On the shore of Smerwick harbour, one fine summer’s morning, just at day-break, stood Dick Fitzgerald “shoghing the dudeen,” which may be translated, smoking his pipe. The sun was gradually rising behind the lofty Brandon, the dark sea was getting green in the light, and the mists, clearing away out of the valleys, went rolling and curling like the smoke from the corner of Dick’s mouth.
“’Tis just the pattern of a pretty morning,” said Dick, taking the pipe from between his lips, and looking towards the distant ocean, which lay as still and tranquil as a tomb of polished marble. “Well, to be sure,” continued he, after a pause, “’tis mighty lonesome to be talking to one’s self by way of company, and not to have another soul to answer one—nothing but the child of one’s own voice, the echo!
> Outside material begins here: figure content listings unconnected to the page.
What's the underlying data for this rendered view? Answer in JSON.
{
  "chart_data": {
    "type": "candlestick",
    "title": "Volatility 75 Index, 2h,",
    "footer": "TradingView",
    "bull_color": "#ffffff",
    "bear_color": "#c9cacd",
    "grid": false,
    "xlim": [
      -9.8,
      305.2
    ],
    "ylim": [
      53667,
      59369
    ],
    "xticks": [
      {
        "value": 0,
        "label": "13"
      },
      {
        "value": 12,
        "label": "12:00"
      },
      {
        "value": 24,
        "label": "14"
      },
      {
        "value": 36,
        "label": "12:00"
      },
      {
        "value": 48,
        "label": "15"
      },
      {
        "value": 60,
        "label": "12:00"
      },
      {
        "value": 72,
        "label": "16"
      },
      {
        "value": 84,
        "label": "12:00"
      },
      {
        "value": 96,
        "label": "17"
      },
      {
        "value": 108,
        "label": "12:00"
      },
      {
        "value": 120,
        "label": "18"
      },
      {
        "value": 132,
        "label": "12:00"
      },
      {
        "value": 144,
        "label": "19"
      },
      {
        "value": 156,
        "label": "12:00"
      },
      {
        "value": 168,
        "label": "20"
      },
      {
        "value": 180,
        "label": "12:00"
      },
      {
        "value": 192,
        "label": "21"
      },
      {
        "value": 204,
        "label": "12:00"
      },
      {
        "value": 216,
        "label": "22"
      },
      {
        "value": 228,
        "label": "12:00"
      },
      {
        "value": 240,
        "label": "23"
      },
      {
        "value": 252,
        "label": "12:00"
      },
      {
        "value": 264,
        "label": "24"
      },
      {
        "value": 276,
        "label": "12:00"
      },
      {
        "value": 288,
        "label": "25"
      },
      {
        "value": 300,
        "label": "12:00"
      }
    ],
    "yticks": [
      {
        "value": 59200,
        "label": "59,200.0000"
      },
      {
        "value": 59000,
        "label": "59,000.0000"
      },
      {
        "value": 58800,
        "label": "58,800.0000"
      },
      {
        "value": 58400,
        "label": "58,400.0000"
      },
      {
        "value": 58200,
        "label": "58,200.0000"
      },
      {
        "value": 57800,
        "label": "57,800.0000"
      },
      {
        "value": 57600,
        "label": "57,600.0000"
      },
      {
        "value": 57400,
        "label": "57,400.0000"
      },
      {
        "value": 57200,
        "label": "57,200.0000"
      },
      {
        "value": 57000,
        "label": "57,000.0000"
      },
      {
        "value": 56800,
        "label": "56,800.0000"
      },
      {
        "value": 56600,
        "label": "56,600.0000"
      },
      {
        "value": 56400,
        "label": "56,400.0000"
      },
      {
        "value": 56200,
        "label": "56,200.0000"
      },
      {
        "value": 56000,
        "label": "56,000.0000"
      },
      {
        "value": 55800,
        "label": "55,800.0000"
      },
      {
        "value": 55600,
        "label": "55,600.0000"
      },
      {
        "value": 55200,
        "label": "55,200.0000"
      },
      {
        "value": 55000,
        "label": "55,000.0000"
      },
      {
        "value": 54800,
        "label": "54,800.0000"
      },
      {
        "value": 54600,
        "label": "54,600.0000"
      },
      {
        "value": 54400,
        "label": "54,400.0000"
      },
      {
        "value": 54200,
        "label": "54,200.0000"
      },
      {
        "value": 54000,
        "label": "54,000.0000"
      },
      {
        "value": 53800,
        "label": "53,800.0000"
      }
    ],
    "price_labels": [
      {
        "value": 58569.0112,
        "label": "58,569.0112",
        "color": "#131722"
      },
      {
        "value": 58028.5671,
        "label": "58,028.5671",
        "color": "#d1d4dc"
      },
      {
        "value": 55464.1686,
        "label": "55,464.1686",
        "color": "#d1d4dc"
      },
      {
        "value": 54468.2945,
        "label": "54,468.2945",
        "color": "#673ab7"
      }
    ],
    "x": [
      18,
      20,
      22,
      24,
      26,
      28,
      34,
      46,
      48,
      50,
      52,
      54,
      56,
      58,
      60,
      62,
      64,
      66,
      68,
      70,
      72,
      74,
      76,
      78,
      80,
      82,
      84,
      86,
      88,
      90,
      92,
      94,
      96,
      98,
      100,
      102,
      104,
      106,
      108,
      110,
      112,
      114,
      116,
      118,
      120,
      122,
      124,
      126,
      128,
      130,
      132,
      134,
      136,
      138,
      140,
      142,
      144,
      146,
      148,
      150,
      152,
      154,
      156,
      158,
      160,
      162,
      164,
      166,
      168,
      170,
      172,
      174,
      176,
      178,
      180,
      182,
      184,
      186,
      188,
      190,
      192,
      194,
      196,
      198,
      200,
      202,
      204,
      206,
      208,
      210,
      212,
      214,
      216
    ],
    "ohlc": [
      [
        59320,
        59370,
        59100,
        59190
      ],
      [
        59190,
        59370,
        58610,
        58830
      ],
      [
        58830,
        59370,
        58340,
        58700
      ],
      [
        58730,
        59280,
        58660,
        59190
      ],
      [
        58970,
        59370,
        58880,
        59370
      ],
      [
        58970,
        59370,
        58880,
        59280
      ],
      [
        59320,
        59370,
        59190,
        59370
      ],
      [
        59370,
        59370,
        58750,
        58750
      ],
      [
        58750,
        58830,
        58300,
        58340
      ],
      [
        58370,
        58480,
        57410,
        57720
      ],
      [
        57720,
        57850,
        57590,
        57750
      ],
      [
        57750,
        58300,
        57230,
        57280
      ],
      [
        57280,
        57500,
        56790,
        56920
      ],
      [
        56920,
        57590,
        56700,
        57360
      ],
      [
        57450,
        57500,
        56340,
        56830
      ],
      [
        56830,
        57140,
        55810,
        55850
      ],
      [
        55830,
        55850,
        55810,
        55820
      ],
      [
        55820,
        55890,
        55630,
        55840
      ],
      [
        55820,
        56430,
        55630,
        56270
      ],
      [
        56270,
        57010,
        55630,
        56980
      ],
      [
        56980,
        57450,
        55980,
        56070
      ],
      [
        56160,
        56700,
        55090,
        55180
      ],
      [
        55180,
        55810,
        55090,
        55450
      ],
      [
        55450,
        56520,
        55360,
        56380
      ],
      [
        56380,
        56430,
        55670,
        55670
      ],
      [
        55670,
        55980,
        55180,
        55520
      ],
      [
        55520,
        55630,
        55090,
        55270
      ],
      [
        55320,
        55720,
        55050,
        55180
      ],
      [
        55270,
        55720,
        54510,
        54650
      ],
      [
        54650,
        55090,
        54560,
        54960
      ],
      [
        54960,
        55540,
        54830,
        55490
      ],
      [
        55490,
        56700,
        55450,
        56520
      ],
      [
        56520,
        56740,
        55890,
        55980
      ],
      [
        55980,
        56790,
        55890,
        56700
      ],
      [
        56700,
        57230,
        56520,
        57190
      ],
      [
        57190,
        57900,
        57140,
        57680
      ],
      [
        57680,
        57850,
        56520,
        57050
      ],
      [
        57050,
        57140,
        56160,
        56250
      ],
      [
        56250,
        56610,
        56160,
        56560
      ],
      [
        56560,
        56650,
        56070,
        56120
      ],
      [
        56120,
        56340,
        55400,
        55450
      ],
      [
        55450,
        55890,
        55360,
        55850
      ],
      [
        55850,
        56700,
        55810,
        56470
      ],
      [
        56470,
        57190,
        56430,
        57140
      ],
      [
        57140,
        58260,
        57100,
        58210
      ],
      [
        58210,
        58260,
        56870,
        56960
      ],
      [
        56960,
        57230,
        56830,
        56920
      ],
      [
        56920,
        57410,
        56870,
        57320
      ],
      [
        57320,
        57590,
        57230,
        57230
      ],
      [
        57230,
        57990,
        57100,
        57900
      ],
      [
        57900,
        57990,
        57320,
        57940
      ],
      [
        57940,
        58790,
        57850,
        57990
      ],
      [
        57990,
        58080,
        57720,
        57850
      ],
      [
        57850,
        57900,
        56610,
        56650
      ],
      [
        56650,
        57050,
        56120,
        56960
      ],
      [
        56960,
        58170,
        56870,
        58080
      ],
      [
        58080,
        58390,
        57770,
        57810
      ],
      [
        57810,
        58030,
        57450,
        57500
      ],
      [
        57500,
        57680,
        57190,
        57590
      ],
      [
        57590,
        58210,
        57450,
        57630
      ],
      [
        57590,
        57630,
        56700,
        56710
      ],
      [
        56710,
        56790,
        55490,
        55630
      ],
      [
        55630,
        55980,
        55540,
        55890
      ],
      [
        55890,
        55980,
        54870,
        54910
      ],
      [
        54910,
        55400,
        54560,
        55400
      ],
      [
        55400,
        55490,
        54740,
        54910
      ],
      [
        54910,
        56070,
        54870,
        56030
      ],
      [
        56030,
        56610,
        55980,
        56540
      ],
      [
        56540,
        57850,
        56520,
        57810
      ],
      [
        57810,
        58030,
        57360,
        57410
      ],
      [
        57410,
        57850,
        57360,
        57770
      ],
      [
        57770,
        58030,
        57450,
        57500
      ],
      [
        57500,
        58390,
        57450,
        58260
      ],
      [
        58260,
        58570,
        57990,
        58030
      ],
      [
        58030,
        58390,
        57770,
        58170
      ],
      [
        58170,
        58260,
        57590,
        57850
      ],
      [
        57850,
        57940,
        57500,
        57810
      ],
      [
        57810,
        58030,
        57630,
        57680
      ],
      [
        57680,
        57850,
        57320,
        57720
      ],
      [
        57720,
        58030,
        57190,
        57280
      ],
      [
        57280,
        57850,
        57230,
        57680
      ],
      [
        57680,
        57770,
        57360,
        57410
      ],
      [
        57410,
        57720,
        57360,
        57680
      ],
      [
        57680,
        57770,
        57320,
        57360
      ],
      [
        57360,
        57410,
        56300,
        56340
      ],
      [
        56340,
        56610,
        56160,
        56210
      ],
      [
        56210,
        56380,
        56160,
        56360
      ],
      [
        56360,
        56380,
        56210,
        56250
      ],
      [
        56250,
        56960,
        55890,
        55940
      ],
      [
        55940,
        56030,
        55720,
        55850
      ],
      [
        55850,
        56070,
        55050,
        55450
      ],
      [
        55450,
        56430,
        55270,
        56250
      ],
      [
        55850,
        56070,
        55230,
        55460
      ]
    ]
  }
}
I know this, that if I had the luck, or may be the misfortune,” said Dick with a melancholy smile, “to have the woman, it would not be this way with me!—and what in the wide world is a man without a wife? He’s no more surely than a bottle without a drop of drink in it, or dancing without music, or the left leg of a scissors, or a fishing line without a hook, or any other matter that is no ways complete—Is it not so?” said Dick Fitzgerald, casting his eyes towards a rock upon the strand, which though it could not speak, stood up as firm and looked as bold as ever Kerry witness did.
But what was his astonishment at beholding, just at the foot of that rock a beautiful young creature combing her hair, which was of a sea-green colour; and now the salt water shining on it, appeared in the morning light, like melted butter upon cabbage.
Dick guessed at once that she was a Merrow, although he had never seen one before, for he spied the cohuleen driuth, or little enchanted cap, which the sea people use for diving down into the ocean, lying upon the strand, near her; and he had heard that if once he could possess himself of the cap, she would lose the power of going away into the water: so he seized it with all speed, and she, hearing the noise, turned her head about as natural as any Christian.
When the Merrow saw that her little diving-cap was gone, the salt tears—doubly salt, no doubt, from her—came trickling down her cheeks, and she began a low mournful cry with just the tender voice of a new-born infant. Dick, although he knew well enough what she was crying for, determined to keep the cohuleen driuth, let her cry never so much, to see what luck would come out of it. Yet he could not help pitying her, and when the dumb thing looked up in his face, and her cheeks all moist with tears, ’twas enough to make any one feel let alone Dick, who had ever and always, like most of his countrymen, a mighty tender heart of his own.
“Don’t cry, my darling,” said Dick Fitzgerald; but the Merrow, like any bold child, only cried the more for that.
Dick sat himself down by her side, and took hold of her hand, by way of comforting her. ’Twas in no particular an ugly hand, only there was a small web between the fingers, as there is in a duck’s foot; but ’twas as thin and as white as the skin between egg and shell.
“What’s your name, my darling?” says Dick, thinking to make her conversant with him; but he got no answer; and he was certain sure now, either that she could not speak, or did not understand him: he therefore squeezed her hand in his, as the only way he had of talking to her. It’s the universal language; and there’s not a woman in the world, be she fish or lady, that does not understand it.